Problem: What it is least integer $n$ such that $n!$ is greater than googol?
My work so far: We are trying to find the minimal n where $n!\ge 10^{100}$. With this, we can log both sides and get $\log _{10} n! \ge 100$. Now we can split the LHS into $\log (n) + \log (n-1) +... + \log (1)$ to get $\log (n) + \log (n-1) +... + \log (1) \ge 100$.From here we dissect the LHS. We can take the nearest integer to each individual term. To know how many 2' s we'll have and etc., we'll have to find the maximum n in which $[\log(n)] = 1$ and the max n when $[\log(n)] = 0$. We find that n is 31, 3. Now we can set up the equation $2(n-32)+31-4+1+0 \ge 100$. We get n=68. However, this is not the exact answer, I know, however it is around there.

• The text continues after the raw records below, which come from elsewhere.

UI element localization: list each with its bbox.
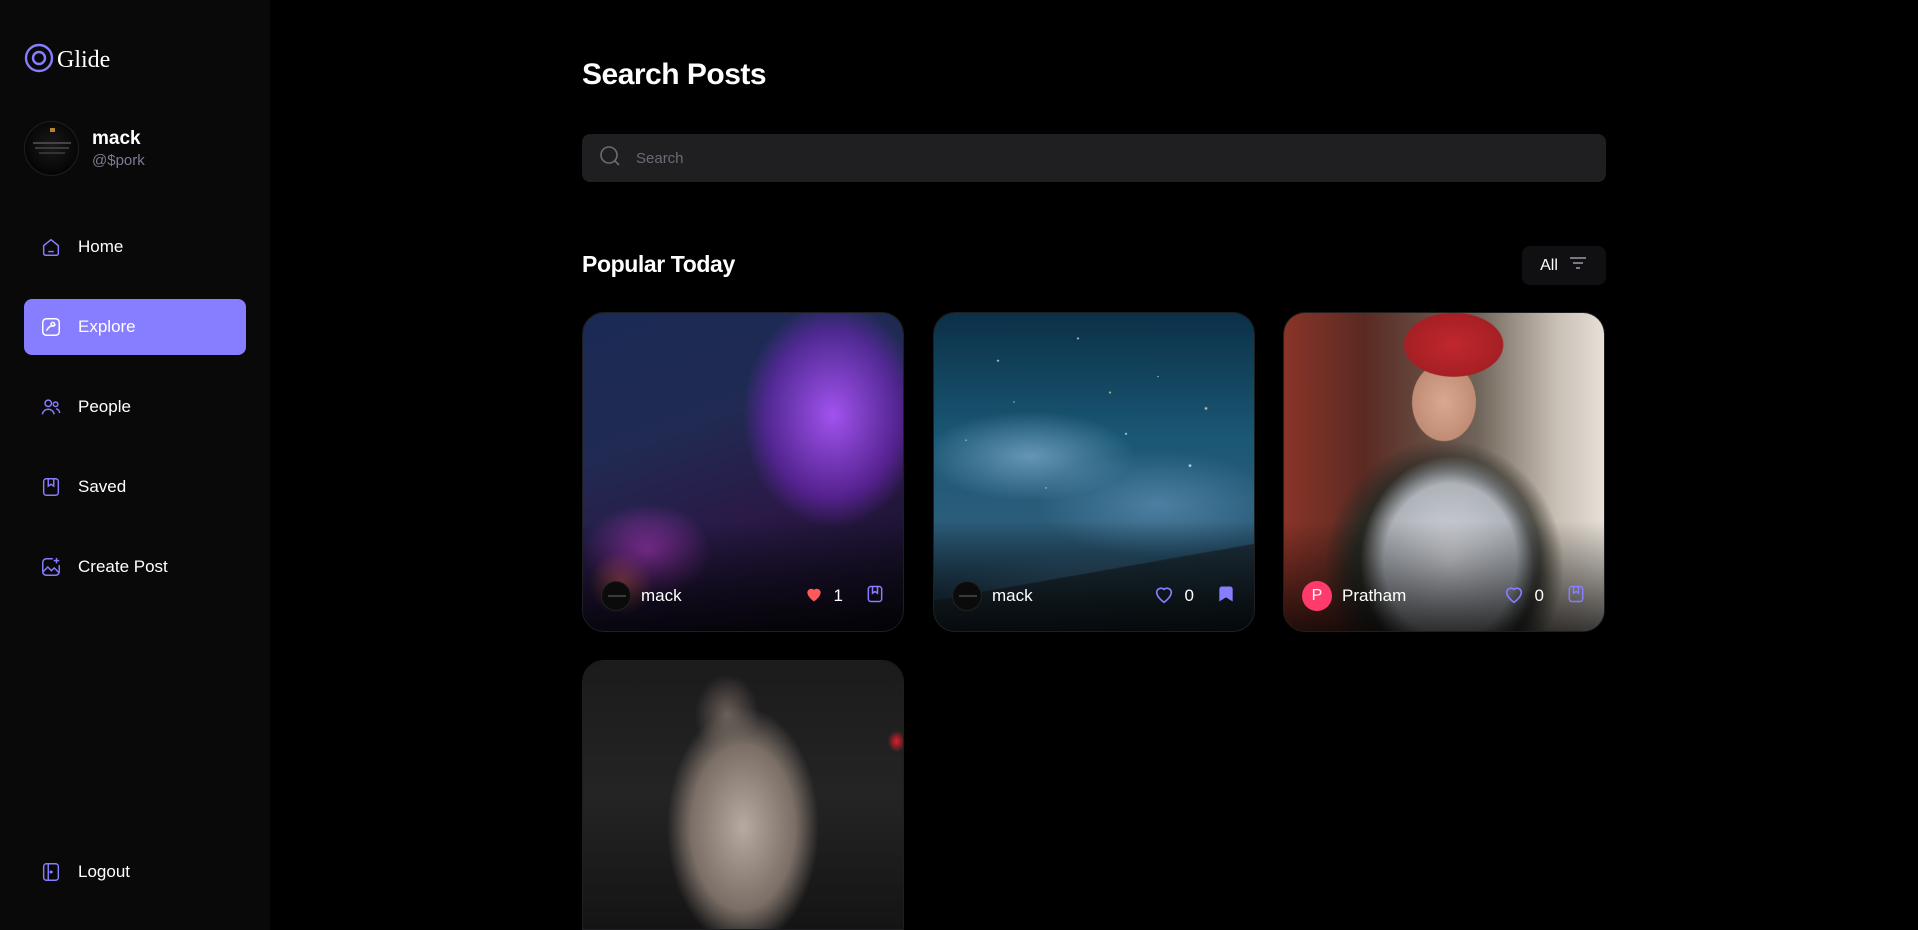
author-name: Pratham: [1342, 586, 1407, 605]
post-image[interactable]: [583, 661, 903, 929]
explore-icon: [40, 316, 62, 338]
post-author[interactable]: mack: [952, 581, 1153, 611]
sidebar: Glide mack @$pork Home Explore People Sa…: [0, 0, 270, 930]
home-icon: [40, 236, 62, 258]
bookmark-icon: [40, 476, 62, 498]
bookmark-icon[interactable]: [865, 584, 885, 609]
post-card[interactable]: mack 1: [582, 312, 904, 632]
sidebar-item-create-post[interactable]: Create Post: [24, 539, 246, 595]
search-input[interactable]: [636, 149, 1536, 167]
sidebar-item-home[interactable]: Home: [24, 219, 246, 275]
author-name: mack: [641, 586, 682, 605]
sidebar-item-saved[interactable]: Saved: [24, 459, 246, 515]
app-root: Glide mack @$pork Home Explore People Sa…: [0, 0, 1918, 930]
post-card[interactable]: P Pratham 0: [1283, 312, 1605, 632]
post-author[interactable]: mack: [601, 581, 804, 611]
logout-label: Logout: [78, 862, 130, 881]
heart-filled-icon: [804, 584, 824, 609]
like-count: 0: [1534, 586, 1544, 605]
section-title: Popular Today: [582, 251, 735, 277]
avatar: [24, 121, 79, 176]
filter-label: All: [1540, 256, 1558, 274]
like-button[interactable]: 0: [1153, 583, 1194, 610]
sidebar-item-label: Create Post: [78, 557, 168, 576]
page-title: Search Posts: [582, 58, 767, 91]
glide-logo-icon: [24, 43, 54, 78]
sidebar-item-label: Saved: [78, 477, 127, 496]
logout-icon: [40, 861, 62, 883]
sidebar-item-label: Home: [78, 237, 124, 256]
profile-name: mack: [92, 128, 141, 149]
heart-outline-icon: [1153, 583, 1175, 610]
like-count: 1: [833, 586, 843, 605]
author-name: mack: [992, 586, 1033, 605]
profile-handle: @$pork: [92, 152, 145, 169]
people-icon: [40, 396, 62, 418]
sidebar-item-label: People: [78, 397, 131, 416]
logout-button[interactable]: Logout: [24, 844, 246, 900]
post-card[interactable]: mack 0: [933, 312, 1255, 632]
bookmark-filled-icon[interactable]: [1216, 584, 1236, 609]
sidebar-item-people[interactable]: People: [24, 379, 246, 435]
author-avatar: [952, 581, 982, 611]
filter-icon: [1568, 253, 1588, 278]
post-author[interactable]: P Pratham: [1302, 581, 1503, 611]
search-icon: [598, 144, 622, 173]
post-card[interactable]: [582, 660, 904, 930]
logo[interactable]: Glide: [24, 43, 110, 78]
like-button[interactable]: 1: [804, 584, 843, 609]
sidebar-item-explore[interactable]: Explore: [24, 299, 246, 355]
sidebar-item-label: Explore: [78, 317, 136, 336]
filter-button[interactable]: All: [1522, 246, 1606, 285]
app-name: Glide: [57, 47, 111, 73]
author-avatar: P: [1302, 581, 1332, 611]
author-avatar: [601, 581, 631, 611]
like-button[interactable]: 0: [1503, 583, 1544, 610]
search-bar[interactable]: [582, 134, 1606, 182]
create-post-icon: [40, 556, 62, 578]
like-count: 0: [1184, 586, 1194, 605]
heart-outline-icon: [1503, 583, 1525, 610]
profile[interactable]: mack @$pork: [24, 121, 145, 176]
bookmark-icon[interactable]: [1566, 584, 1586, 609]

You can use Stirling's approximation, which will still leave some calculation. We have $$n!\approx \frac {n^n}{e^n}\sqrt{2 \pi n}\\ \log(n!)\approx n \log n -n +\frac 12\log(2 \pi n)$$ Maybe you know that $\log 10 \approx 2.30$, so we want $\log n! \gt \log 10^{100} \approx 230$. I would start by ignoring the last term (we can make the correction later, when we are close), so we want $$n (\log n-1) = 230\\n = \frac {230}{\log n-1}$$ which is nice for fixed point iteration if we have a calculator or choose $n$s that we can compute easily. I know more base $10$ logs than natural logs, so I will write this as $$n = \frac {230}{2.30 \log_{10} n-1}$$ If we make our first guess $100$, the log is $2$ and our next guess is $50.$ I know $\log_{10}5 \approx 0.70$ so our third guess is $$n_3=\frac {230}{2.30 \log_{10} 50-1}\approx \frac{230}{2.30 \cdot 1.70-1}=\frac {230}{2^2-0.09-1}=\frac{2.30}{2.91}\approx 79$$ Then knowing $\log_{10}2 \approx 0.301, \log_{10}8 \approx 0.903$
$$n_4=\frac {230}{2.30 \log_{10} 79-1}\approx \frac {230}{2.30\cdot 1.90-1}\approx \frac{230}{3.37}\approx 68$$ and we are getting close. If I truly had to not use a calculator, I would note that the $\frac 12\log{2 \pi n} \approx \frac 12\log(450)\approx 3$ and subtract that from the average of $68$ and $79$, getting about $70$ and call it good. A final check with Alpha shows this is very close, but I would feel it was within $3$ either way based on the rough work.